Vanguard Asset Management, a leading provider of index mutual funds and exchange-traded funds, has attracted new assets in all three quarters of the year thus far, solidifying their place as the world’s second largest ETF provider, behind iShares, a position they took from State Street Global Advisors (SSGA) at the start of the year.

Vanguard strengthens position as 2nd largest global ETF provider

Vanguard’s ETF division has continued to enjoy strong growth in 2015, widening the gap against State Street Global Advisors as the world’s second largest ETF provider.

Vanguard was predicted as early as September 2014 by London-based ETF consultancy firm ETFGI to overtake SSGA’s ETF arm. “Vanguard is very close to becoming the number two provider [globally]. It is a matter of months not years that will see Vanguard break ahead,” commented Deborah Fuhr, managing partner and co-founder of ETFGI.

At the time, data from ETFGI showed that excluding other exchange-traded products that make up the rankings, such as exchange traded notes and certificates, Vanguard was already the number two provider when just ETF assets were considered. The firm officially overtook SSGA as the 2nd largest ETP provider in January 2015.

The firm has used attractively low fees to maintain strong net asset inflows. Currently the firm’s average expense ratio is 0.18%. Other factors leading to the firm’s success included “the right product line-up”, “ability to address opportunities”, and the fact that Vanguard “is an asset manager pure and simple”, according to Fuhr.

Vanguard has also been able to replicate their business model in Europe, contributing to the firm’s global success. The US firm is currently the ninth-largest ETF and product provider in Europe. As of 30 September 2015, they had attracted $3.4bn in net new assets during 2015 alone.

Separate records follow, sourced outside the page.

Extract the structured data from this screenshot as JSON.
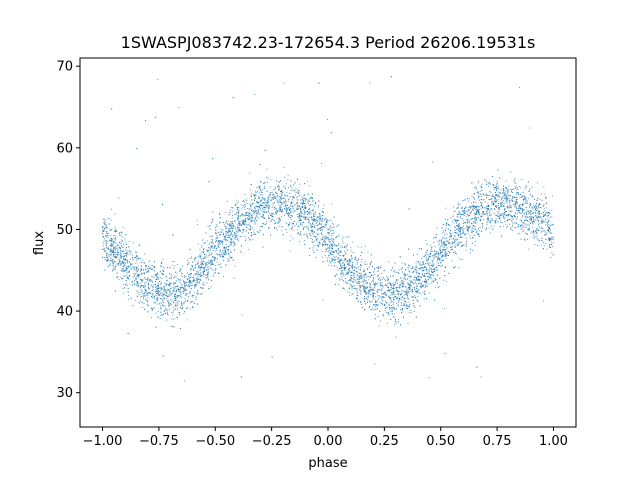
{
  "chart_data": {
    "type": "scatter",
    "title": "1SWASPJ083742.23-172654.3 Period 26206.19531s",
    "xlabel": "phase",
    "ylabel": "flux",
    "xlim": [
      -1.1,
      1.1
    ],
    "ylim": [
      25.8,
      71
    ],
    "grid": false,
    "point_color": "#1f77b4",
    "xticks": [
      -1.0,
      -0.75,
      -0.5,
      -0.25,
      0.0,
      0.25,
      0.5,
      0.75,
      1.0
    ],
    "xtick_labels": [
      "−1.00",
      "−0.75",
      "−0.50",
      "−0.25",
      "0.00",
      "0.25",
      "0.50",
      "0.75",
      "1.00"
    ],
    "yticks": [
      30,
      40,
      50,
      60,
      70
    ],
    "ytick_labels": [
      "30",
      "40",
      "50",
      "60",
      "70"
    ],
    "series": [
      {
        "x": [
          -1.0,
          -0.95,
          -0.9,
          -0.85,
          -0.8,
          -0.75,
          -0.7,
          -0.65,
          -0.6,
          -0.55,
          -0.5,
          -0.45,
          -0.4,
          -0.35,
          -0.3,
          -0.25,
          -0.2,
          -0.15,
          -0.1,
          -0.05,
          0.0,
          0.05,
          0.1,
          0.15,
          0.2,
          0.25,
          0.3,
          0.35,
          0.4,
          0.45,
          0.5,
          0.55,
          0.6,
          0.65,
          0.7,
          0.75,
          0.8,
          0.85,
          0.9,
          0.95,
          1.0
        ],
        "y": [
          49.0,
          47.5,
          46.0,
          44.5,
          43.3,
          42.5,
          42.2,
          42.6,
          43.8,
          45.5,
          47.3,
          49.0,
          50.6,
          51.8,
          52.7,
          53.1,
          53.0,
          52.6,
          51.8,
          50.4,
          48.6,
          46.6,
          44.8,
          43.4,
          42.6,
          42.2,
          42.2,
          42.6,
          43.6,
          45.2,
          47.0,
          48.8,
          50.5,
          51.9,
          52.8,
          53.2,
          53.1,
          52.6,
          52.0,
          51.2,
          49.5
        ]
      }
    ]
  }
}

BlackRock’s iShares is still the clear market leader in terms of total managed assets; at the end of Q3 the firm had $742bn across its entire range. Its lead has been maintained by strong growth in both Q1 and Q3 of this year, with nominal growth registered in Q2. Vanguard has followed similar growth this year while SSGA has registered outflows in all three quarters. The gap between the two providers has widened to over $50bn, with Vanguard’s AUM at $445bn compared to SSGA’s $390bn.

This indicates that retail and institutional clients may be switching from SSGA and moving their cash to competitors’ instead – a trend that does not bode well for the asset manager’s long term value.